First, sorry for my english; I'm from Catalonia, Spain.
I'm looking for a road bike after many years of not road riding. I have an hibrid custom bike which i use for commuting, but when I was teenager I road ride a lot with an old peugeot.
I would like to buy a road bike in 1000eur. price range. My options are:

-Cannondale CAAD5 (or maybe synapse) tiagra
-BH or Orbea (spanish brands) 105
-Colnago start veloce-mirage mix, time cabon fork, I think columbus frame. This bike is about 3-5 years old (or maybe more..) and it is in a bike shop near my house from two years or more. I think it's "old" because the cranks are 52-42 and the stem and seatpost are plated.

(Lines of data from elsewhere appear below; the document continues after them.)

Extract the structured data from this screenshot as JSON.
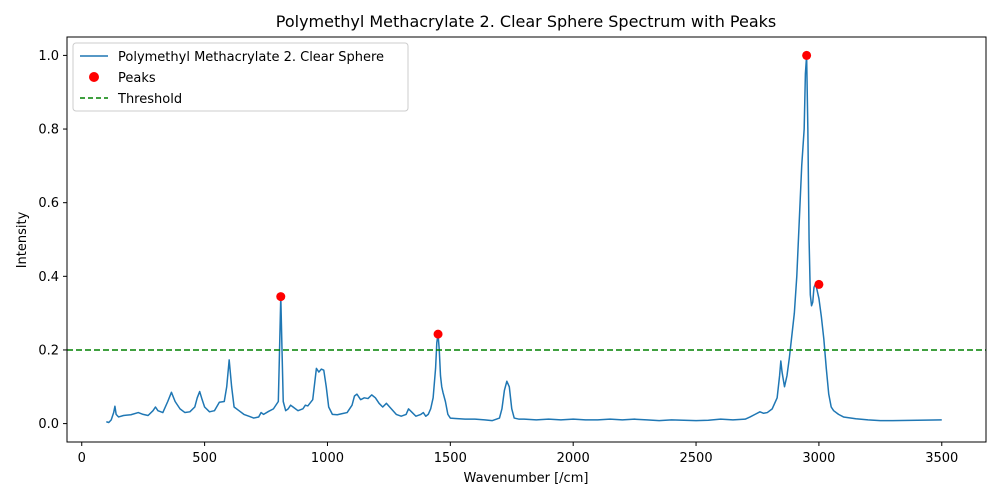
{
  "chart_data": {
    "type": "line",
    "title": "Polymethyl Methacrylate 2. Clear Sphere Spectrum with Peaks",
    "xlabel": "Wavenumber [/cm]",
    "ylabel": "Intensity",
    "xlim": [
      -60,
      3680
    ],
    "ylim": [
      -0.05,
      1.05
    ],
    "x_ticks": [
      0,
      500,
      1000,
      1500,
      2000,
      2500,
      3000,
      3500
    ],
    "y_ticks": [
      0.0,
      0.2,
      0.4,
      0.6,
      0.8,
      1.0
    ],
    "x_tick_labels": [
      "0",
      "500",
      "1000",
      "1500",
      "2000",
      "2500",
      "3000",
      "3500"
    ],
    "y_tick_labels": [
      "0.0",
      "0.2",
      "0.4",
      "0.6",
      "0.8",
      "1.0"
    ],
    "grid": false,
    "legend_position": "top-left",
    "series": [
      {
        "name": "Polymethyl Methacrylate 2. Clear Sphere",
        "kind": "line",
        "color": "#1f77b4",
        "x": [
          100,
          110,
          120,
          130,
          135,
          140,
          150,
          170,
          200,
          230,
          250,
          270,
          290,
          300,
          310,
          330,
          350,
          365,
          380,
          400,
          420,
          440,
          460,
          470,
          480,
          490,
          500,
          520,
          540,
          560,
          580,
          590,
          600,
          610,
          620,
          640,
          660,
          680,
          700,
          720,
          730,
          740,
          760,
          780,
          800,
          805,
          810,
          815,
          820,
          830,
          840,
          850,
          860,
          880,
          900,
          910,
          920,
          940,
          955,
          965,
          975,
          985,
          995,
          1005,
          1020,
          1040,
          1060,
          1080,
          1100,
          1110,
          1120,
          1135,
          1150,
          1165,
          1180,
          1195,
          1210,
          1225,
          1240,
          1260,
          1280,
          1300,
          1320,
          1330,
          1345,
          1360,
          1380,
          1390,
          1400,
          1410,
          1420,
          1430,
          1440,
          1445,
          1450,
          1455,
          1460,
          1465,
          1470,
          1480,
          1490,
          1500,
          1520,
          1560,
          1600,
          1640,
          1670,
          1700,
          1710,
          1720,
          1730,
          1740,
          1750,
          1760,
          1780,
          1800,
          1850,
          1900,
          1950,
          2000,
          2050,
          2100,
          2150,
          2200,
          2250,
          2300,
          2350,
          2400,
          2450,
          2500,
          2550,
          2600,
          2650,
          2700,
          2720,
          2740,
          2760,
          2775,
          2790,
          2810,
          2830,
          2840,
          2845,
          2850,
          2860,
          2870,
          2880,
          2890,
          2900,
          2910,
          2920,
          2930,
          2935,
          2940,
          2945,
          2950,
          2955,
          2960,
          2965,
          2970,
          2975,
          2980,
          2985,
          2990,
          2995,
          3000,
          3010,
          3020,
          3030,
          3040,
          3050,
          3060,
          3080,
          3100,
          3150,
          3200,
          3250,
          3300,
          3400,
          3500
        ],
        "y": [
          0.005,
          0.003,
          0.01,
          0.03,
          0.047,
          0.025,
          0.018,
          0.022,
          0.024,
          0.03,
          0.025,
          0.022,
          0.035,
          0.045,
          0.035,
          0.03,
          0.06,
          0.085,
          0.06,
          0.04,
          0.03,
          0.032,
          0.045,
          0.07,
          0.087,
          0.065,
          0.045,
          0.032,
          0.035,
          0.058,
          0.06,
          0.1,
          0.173,
          0.1,
          0.045,
          0.035,
          0.025,
          0.02,
          0.015,
          0.018,
          0.03,
          0.025,
          0.033,
          0.04,
          0.06,
          0.2,
          0.345,
          0.2,
          0.06,
          0.035,
          0.04,
          0.05,
          0.045,
          0.035,
          0.04,
          0.05,
          0.048,
          0.065,
          0.15,
          0.14,
          0.148,
          0.145,
          0.1,
          0.045,
          0.025,
          0.024,
          0.027,
          0.03,
          0.05,
          0.075,
          0.08,
          0.065,
          0.07,
          0.068,
          0.078,
          0.07,
          0.055,
          0.045,
          0.055,
          0.04,
          0.025,
          0.02,
          0.025,
          0.04,
          0.03,
          0.02,
          0.025,
          0.03,
          0.02,
          0.025,
          0.04,
          0.07,
          0.15,
          0.22,
          0.243,
          0.2,
          0.13,
          0.1,
          0.085,
          0.06,
          0.025,
          0.015,
          0.014,
          0.012,
          0.012,
          0.01,
          0.008,
          0.015,
          0.04,
          0.09,
          0.115,
          0.1,
          0.04,
          0.015,
          0.012,
          0.012,
          0.01,
          0.012,
          0.01,
          0.012,
          0.01,
          0.01,
          0.012,
          0.01,
          0.012,
          0.01,
          0.008,
          0.01,
          0.009,
          0.008,
          0.009,
          0.012,
          0.01,
          0.012,
          0.018,
          0.025,
          0.032,
          0.028,
          0.03,
          0.04,
          0.07,
          0.13,
          0.17,
          0.14,
          0.1,
          0.13,
          0.18,
          0.24,
          0.3,
          0.4,
          0.55,
          0.7,
          0.75,
          0.8,
          0.95,
          1.0,
          0.8,
          0.5,
          0.35,
          0.32,
          0.33,
          0.37,
          0.378,
          0.37,
          0.355,
          0.34,
          0.29,
          0.23,
          0.15,
          0.08,
          0.045,
          0.035,
          0.025,
          0.018,
          0.013,
          0.01,
          0.008,
          0.008,
          0.009,
          0.01
        ]
      },
      {
        "name": "Peaks",
        "kind": "scatter",
        "color": "#ff0000",
        "x": [
          810,
          1450,
          2950,
          3000
        ],
        "y": [
          0.345,
          0.243,
          1.0,
          0.378
        ]
      },
      {
        "name": "Threshold",
        "kind": "hline",
        "color": "#008000",
        "value": 0.2
      }
    ]
  }
}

Anybody knows something about this bike or has own one?
I like it a lot, it's very nice (classical look), but it's a 53 and I think for me was better a 51-52.
It costs 900eur. or maybe less, but I don't know if the size is really a problem. Maybe to change the stem for a shorter one?

Please, help!
Thanks.


----------



## Guest (Nov 7, 2006)

Really wish I could help - I have never heard of the bike.


Sorry.


----------



## fabsroman (Jul 14, 2006)

I have no idea what that bike is.

However, I just saw a Colnago Active with Campy Centaur/Chorus mix sell for around $930 on ebay yesterday (i.e., Sunday). That bike/frame was around the 2002 model year and it was an aluminum frame in 50 sloping which just might have fit you. I ride a 51 c to c frame, or a 53 c to t Colnago, and the 50 sloping is working out pretty well for me. If I hadn't just bought a new frame, I would have bid on that bike myself.


----------



## edmundjaques (Dec 29, 2005)

Xavi said:


> First, sorry for my english; I'm from Catalonia, Spain.
> I'm looking for a road bike after many years of not road riding. I have an hibrid custom bike which i use for commuting, but when I was teenager I road ride a lot with an old peugeot.
> I would like to buy a road bike in 1000eur. price range. My options are:
> 
> ...


Colnago Start was the bottom of the range ( hence the name, I suppose) about 5yrs ago . I have it in a Colnago catalogue somewhere. Columbus 7005 if my memory is correct. It was reviewed here in UK by "Cycling Plus" magazine along with a couple of other "big name" starter bikes: Merckx was one of the others. I'm afraid the Colnago didn't come out too well ( the Merckx flyer did!) I'd try riding it - get your LBS to let you have it for a day. If it's OK - screw a bit off the price and just ride it. You'd have to try it for a while in view of the sizing issue - I find Colnagos rather inflexible about fit, they're great when they're right though. Good luck.


----------